Quantum Interval Bound Propagation for Certified Training of Quantum Neural Networks

TL;DR

This paper introduces Quantum Interval Bound Propagation (QIBP), a method for certified training of quantum neural networks that guarantees robustness against adversarial perturbations.

Contribution

It adapts classical IBP to quantum models, enabling certified robustness in quantum machine learning for the first time.

Findings

QIBP achieves robust decision boundaries in quantum models.

Interval and affine arithmetic implementations trade off accuracy and computational considerations.

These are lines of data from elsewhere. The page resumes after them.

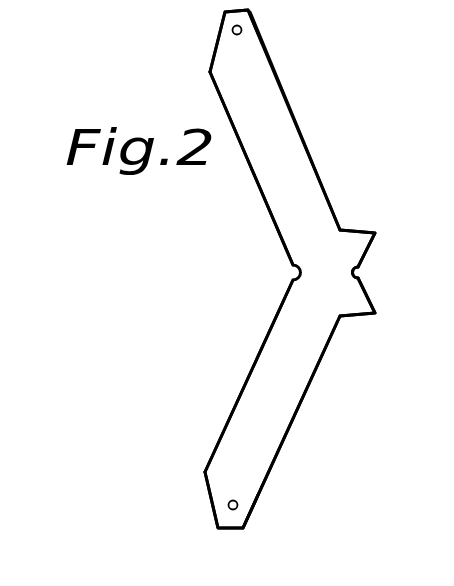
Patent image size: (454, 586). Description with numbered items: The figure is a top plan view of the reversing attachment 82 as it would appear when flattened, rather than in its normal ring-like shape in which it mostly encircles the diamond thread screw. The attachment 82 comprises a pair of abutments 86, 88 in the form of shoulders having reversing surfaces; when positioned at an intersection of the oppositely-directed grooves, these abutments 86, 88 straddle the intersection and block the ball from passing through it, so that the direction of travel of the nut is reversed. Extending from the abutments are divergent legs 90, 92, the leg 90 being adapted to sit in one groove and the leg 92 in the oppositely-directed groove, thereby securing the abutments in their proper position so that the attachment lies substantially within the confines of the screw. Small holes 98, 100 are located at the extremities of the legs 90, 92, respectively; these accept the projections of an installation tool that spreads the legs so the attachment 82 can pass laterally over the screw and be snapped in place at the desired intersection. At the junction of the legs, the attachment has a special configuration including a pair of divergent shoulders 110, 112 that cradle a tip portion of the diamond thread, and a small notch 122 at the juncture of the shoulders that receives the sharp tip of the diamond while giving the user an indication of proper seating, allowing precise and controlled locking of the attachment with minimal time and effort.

The reversing attachment 82 is at (339, 349).
The abutment 86 is at (214, 38).
The abutment 88 is at (202, 491).
The leg 90 is at (288, 162).
The leg 92 is at (268, 418).
The hole 98 is at (242, 29).
The hole 100 is at (238, 505).
The shoulder 110 is at (373, 245).
The shoulder 112 is at (382, 302).
The notch 122 is at (360, 272).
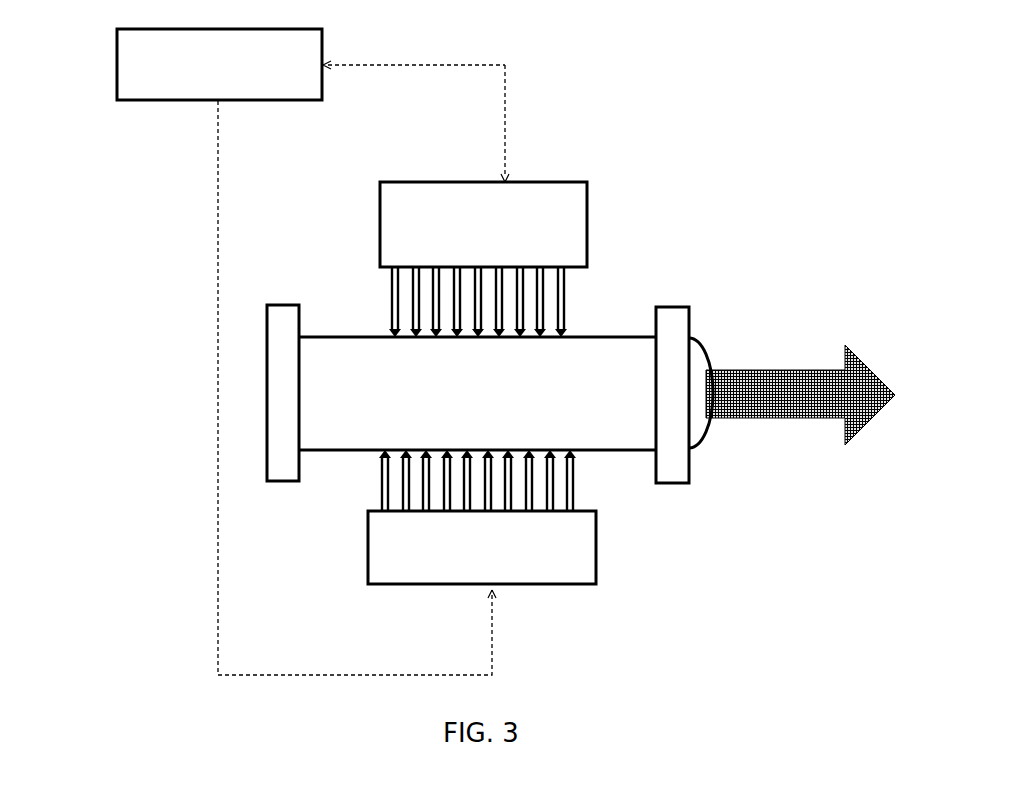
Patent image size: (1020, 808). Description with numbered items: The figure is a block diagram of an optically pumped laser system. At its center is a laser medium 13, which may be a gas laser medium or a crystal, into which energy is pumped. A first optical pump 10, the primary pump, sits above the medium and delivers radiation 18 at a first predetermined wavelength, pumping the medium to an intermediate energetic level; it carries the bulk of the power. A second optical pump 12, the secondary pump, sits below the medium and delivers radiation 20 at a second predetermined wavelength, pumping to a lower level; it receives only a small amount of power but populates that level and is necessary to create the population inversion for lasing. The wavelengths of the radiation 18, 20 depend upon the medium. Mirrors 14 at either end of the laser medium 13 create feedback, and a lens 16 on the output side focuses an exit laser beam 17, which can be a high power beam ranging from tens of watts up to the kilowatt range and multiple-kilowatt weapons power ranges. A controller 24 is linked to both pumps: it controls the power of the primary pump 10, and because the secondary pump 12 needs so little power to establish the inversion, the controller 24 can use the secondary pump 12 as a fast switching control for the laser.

The first optical pump 10 is at (379, 223).
The second optical pump 12 is at (368, 547).
The laser medium 13 is at (604, 337).
The mirrors 14 is at (283, 305).
The lens 16 is at (704, 437).
The exit laser beam 17 is at (777, 362).
The radiation 18 is at (376, 295).
The radiation 20 is at (356, 490).
The controller 24 is at (114, 80).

Certified models predict correctly within adversarial bounds.

Abstract

Quantum machine learning is a promising field for efficiently learning features of a dataset to perform a specified task, such as classification. Interval bound propagation (IBP) is a popular certified training method in classical machine learning, where the lower and upper bounds are tracked throughout the model. These bounds are used during training to ensure that the model is certified to predict the correct label even under adversarial perturbations. While IBP is successful in classical domain, there are limited certified training efforts in quantum domain. In this paper, we present quantum interval bound propagation (QIBP) to establish a certified training routine for quantum machine learning, certifying the accuracy of models under adversarial perturbations. We implement QIBP using both interval and affine arithmetic to explore the tradeoffs between the two implementations in terms of accuracy and other design considerations. Extensive evaluation demonstrates that the resulting certified trained models have robust decision boundaries, guaranteed to predict the correct class for the samples within the trained adversarial robustness bounds.